February 1982


Robert F. Turner

When brethren objectively appraise differences among "us," and discuss the means of unity, we hear repeatedly of the need for "communication." Everyone seems to understand there can be no working together, no getting to the bottom of "issues", no righting of wrongs, without communication. But do we desire communication strongly enough to do what it takes to achieve it?

To communicate, we must speak TO one another, not AT one another. The "other" party must be treated as a person — if you can take the truth — must be treated as you would like to be treated (Matt. 7:12).

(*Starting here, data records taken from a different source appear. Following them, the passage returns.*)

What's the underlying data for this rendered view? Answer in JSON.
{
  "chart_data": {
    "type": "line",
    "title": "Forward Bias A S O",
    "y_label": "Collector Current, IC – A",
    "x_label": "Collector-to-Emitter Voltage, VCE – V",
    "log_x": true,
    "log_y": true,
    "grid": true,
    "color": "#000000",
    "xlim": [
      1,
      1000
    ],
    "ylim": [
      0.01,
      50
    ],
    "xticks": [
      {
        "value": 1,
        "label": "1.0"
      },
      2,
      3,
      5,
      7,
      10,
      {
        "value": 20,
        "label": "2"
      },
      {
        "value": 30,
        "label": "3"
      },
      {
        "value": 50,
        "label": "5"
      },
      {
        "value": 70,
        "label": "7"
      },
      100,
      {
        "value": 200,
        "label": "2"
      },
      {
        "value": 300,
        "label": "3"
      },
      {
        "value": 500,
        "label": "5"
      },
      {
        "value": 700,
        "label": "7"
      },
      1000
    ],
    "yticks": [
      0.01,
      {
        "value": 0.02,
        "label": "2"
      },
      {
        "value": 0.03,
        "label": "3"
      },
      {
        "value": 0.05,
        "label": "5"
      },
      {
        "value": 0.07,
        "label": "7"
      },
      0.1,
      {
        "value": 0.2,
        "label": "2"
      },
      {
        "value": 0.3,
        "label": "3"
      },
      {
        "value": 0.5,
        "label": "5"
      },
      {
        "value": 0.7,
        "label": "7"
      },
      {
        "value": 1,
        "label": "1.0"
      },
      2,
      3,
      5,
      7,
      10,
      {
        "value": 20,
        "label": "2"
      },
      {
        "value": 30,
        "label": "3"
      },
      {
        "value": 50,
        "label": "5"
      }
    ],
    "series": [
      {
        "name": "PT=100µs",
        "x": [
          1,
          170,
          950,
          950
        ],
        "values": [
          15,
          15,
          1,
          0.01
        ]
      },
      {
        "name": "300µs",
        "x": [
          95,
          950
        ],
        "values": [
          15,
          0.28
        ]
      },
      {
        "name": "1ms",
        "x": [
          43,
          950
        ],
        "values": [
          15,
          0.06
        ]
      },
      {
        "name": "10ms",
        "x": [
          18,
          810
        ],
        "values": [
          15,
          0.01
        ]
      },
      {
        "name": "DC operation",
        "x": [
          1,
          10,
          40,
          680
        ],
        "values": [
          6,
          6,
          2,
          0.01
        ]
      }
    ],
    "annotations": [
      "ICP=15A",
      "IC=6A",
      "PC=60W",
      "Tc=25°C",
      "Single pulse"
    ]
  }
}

We must listen in order to effectively communicate; and listen for something more than some "slip" by which we can form a polemic trap and polish our ego. We must understand the other's point of view — to teach him the truth we have, or (must I say it?) to learn the truth he has.

We must distinguish between our convictions, and absolute TRUTH. My concepts are NOT the divine standard. TRUTH is absolute, and all who know truth know the same things; but my convictions are based upon my relative knowledge of truth. I must learn to act upon my convictions, while continuing to study the truth standard higher than man. Strength, not weakness, makes one seek for more truth.

Communication that will produce Bible unity is not a conference of men, hammering out a position acceptable to all delegates. It is a pooling of minds that look to God's word for HIS "position" stated in inspired revelation. Both "sides" must be seeking TRUTH — something higher than and apart from both. I cannot ask you to come to me; you must not ask me to come to you. We must both be of the disposition to go to God.

And communication requires TRUST. That grows slowly, once a break has been made. It is rebuilt with small pieces of fairness, objectivity, and considerate treatment of one another. It must begin with self-examination — a willingness to see our own weakness. We must trust one another when we are convinced the other trusts in God.